Mortars.
Museum of the Big Guns (Closed)
Watervliet, New York
The Watervliet Arsenal Museum, a.k.a. the Museum of the Big Guns, is not a place where the staff can just move artifacts around on a whim. "A lot of this stuff is pretty immobile," said historian Paul Marcello. Fragility, however, is rarely a problem. If you drop a mortar the size of a minivan -- or even a simple Civil War cannon ball -- it's more likely to break the floor than the artifact.
The building itself is a 19th century museum piece, made entirely of cast iron, reasonably fireproof for a structure filled with bombs and artillery. Watervliet has hosted a U.S. Arsenal for 200 years, and most of those have been spent as America's official cannon factory. Everything from itty-bitty muzzle loaders to immense hell-howitzers came out of its shops.
The biggest of the big guns -- a 60-foot-long battleship cannon -- is too big for the building and has to lay on a display rack outside. Carl Alfred Christiansen, "Father of the Big Guns," worked obsessively on its design and construction for ten years, then died of exhaustion one day before it was successfully test-fired. It weighs 94 tons. Paul described its ballistic capabilities as "like throwing a Volkswagen Beetle 25 miles." One of its massive shells is displayed indoors, reassuringly stenciled INERT.
In the "Odd Jobs Post WWII" exhibit we found two of our all-time favorite weapons: the atomic cannon and the atomic mortar, both designed and built at Watervliet. A replica of the cannon's 600-pound atomic bullet is available for inspection, next to a photograph of the cannon silhouetted against a distant nuclear fireball.
Nuclear Projectile 280mm replica.
If the idea of shooting an atomic bomb from a cannon seems crazy, imagine firing one from a bazooka or a hand-carried mortar. That collective weapon system is known as the Davy Crockett, and both versions are on display. The bomb itself, casually lying on the ground next to the mortar, resembles a miniature 1930s Flash Gordon rocket ship
The back half of the museum is not air-conditioned in summer nor heated in winter, and warehouses an entire historical arsenal amid the unmistakable smell of machine oil. Here are the "trophy guns" in the collection, captured from foes, dating to 1777. An elegantly inscribed cannon, surrendered by the British, was promptly turned around and used against them, according to Paul.
"If it's a good gun, there's no sense retiring it," he said with a smile. We asked if the ancient cannon still worked. "We could put it on carriage and fire it today," Paul said. "But I wouldn't advise it."

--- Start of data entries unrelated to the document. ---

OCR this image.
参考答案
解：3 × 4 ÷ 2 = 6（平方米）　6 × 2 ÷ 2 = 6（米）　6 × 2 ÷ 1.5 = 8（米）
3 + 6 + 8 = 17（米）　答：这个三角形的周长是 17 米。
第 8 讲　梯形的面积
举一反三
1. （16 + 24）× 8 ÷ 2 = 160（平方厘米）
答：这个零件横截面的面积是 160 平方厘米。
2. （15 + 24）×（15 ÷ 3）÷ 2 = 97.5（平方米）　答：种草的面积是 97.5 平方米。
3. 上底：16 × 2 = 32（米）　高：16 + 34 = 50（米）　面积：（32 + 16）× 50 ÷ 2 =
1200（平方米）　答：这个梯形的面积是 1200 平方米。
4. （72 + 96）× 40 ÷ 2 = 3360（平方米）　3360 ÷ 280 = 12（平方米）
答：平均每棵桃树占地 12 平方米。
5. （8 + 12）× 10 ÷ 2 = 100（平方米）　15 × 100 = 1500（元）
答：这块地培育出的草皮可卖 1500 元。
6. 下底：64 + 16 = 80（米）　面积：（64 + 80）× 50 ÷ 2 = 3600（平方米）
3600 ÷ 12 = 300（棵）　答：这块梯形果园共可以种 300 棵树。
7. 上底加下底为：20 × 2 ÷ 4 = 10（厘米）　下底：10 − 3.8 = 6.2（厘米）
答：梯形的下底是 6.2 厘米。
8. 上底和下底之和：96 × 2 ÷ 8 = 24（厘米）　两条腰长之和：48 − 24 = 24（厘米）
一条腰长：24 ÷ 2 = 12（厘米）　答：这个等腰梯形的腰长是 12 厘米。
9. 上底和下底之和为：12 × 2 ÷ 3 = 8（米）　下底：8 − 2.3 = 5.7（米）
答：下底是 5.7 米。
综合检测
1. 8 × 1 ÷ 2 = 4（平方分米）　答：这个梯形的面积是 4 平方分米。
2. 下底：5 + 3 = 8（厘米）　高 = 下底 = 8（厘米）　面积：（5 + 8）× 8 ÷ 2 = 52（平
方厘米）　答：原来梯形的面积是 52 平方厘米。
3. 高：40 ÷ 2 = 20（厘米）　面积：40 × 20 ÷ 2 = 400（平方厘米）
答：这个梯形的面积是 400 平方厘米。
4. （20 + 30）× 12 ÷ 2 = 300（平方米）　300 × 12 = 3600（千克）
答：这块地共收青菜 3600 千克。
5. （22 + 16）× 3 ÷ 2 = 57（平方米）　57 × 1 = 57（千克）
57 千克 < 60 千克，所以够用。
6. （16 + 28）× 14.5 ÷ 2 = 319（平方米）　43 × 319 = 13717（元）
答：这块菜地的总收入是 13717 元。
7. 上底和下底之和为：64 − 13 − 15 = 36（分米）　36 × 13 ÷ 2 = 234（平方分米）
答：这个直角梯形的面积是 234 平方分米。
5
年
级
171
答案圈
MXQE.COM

Also in this back area is a celebrity "bunker-buster" bomb from 1991's Operation Desert Storm. The U.S. military needed a weapon that was tough enough to burrow deep underground before it exploded. The engineers at Watervliet had the brilliant idea to take retired cannon barrels and stick surplus fins on them. The first bomb was ready in only 23 days. "It penetrated 144 feet of ground," said Paul. "They surrendered within 48 hours."